As an incentive, Berloga allows students to earn up to 10 bonus points on their Russian degree, a key condition for admission to top universities. Proof that the program is approved by the Russian Ministry of Education.
Led by the Agency for Strategic Initiatives

Beyond its playfulness, this application launched in 2022 in Sevastopol, Crimea, serves as a gateway to a gigantic techno-military training pathway piloted by the Agency for Strategic Initiatives (ASI). “The idea is that once a promising student enters the ASI pipeline, he or she will never leave it again,” says The Insider.
800,000 "cyberbees" fighters

“The platform’s developers […] hope that more than 800,000 cyberbees fighters will eventually move on to programming and assembling real drones,” claims the media outlet.
16500 young people flock to a competition

Indeed, the most successful players are then invited to competitions in various fields, such as biomedicine or energy.

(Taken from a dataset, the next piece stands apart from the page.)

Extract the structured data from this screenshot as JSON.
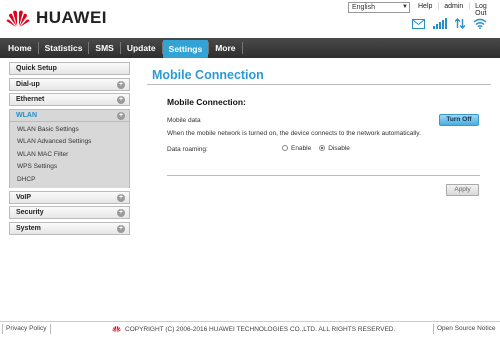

These competitions can lead to internships with Russian defense partner companies, most of which are under international sanctions. In 2025, one of these competitions attracted a record 16,500 young people.
Similar to military missions

The tasks often resemble military missions. Stas, a thirteen-year-old student who took part in one of the competitions, explains that he “worked on a project entitled: Delivering water to hard-to-reach places. I think it’s pretty clear that these water bottles aren’t really bottles, right? Think of the shape of a bomb and the shape of a bottle. There’s a certain resemblance.
"We were forbidden to say that it was necessary for war" explains a kid

“We were forbidden to say it was necessary for war, and we invented civilian applications. It’s a children’s program… A project must always have a dual objective, especially for a student. It’s an unwritten rule that I’ve observed at every competition,” stresses one of the participants.
Student models selected by the industry

What’s more, some of the students’ ideas end up in industry. For example, a “drone prototype imagined by schoolchildren” was selected by Yakovlev, a Russian aircraft manufacturer.
International conventions on children's rights

“Such actions violate Article 32 of the Convention on the Rights of the Child and Article 3 of Convention 182 of the International Labour Organization. The latter prohibits the worst forms of child labor, in which Russia participates”, explains Sergei Golubok, lawyer and human rights defender.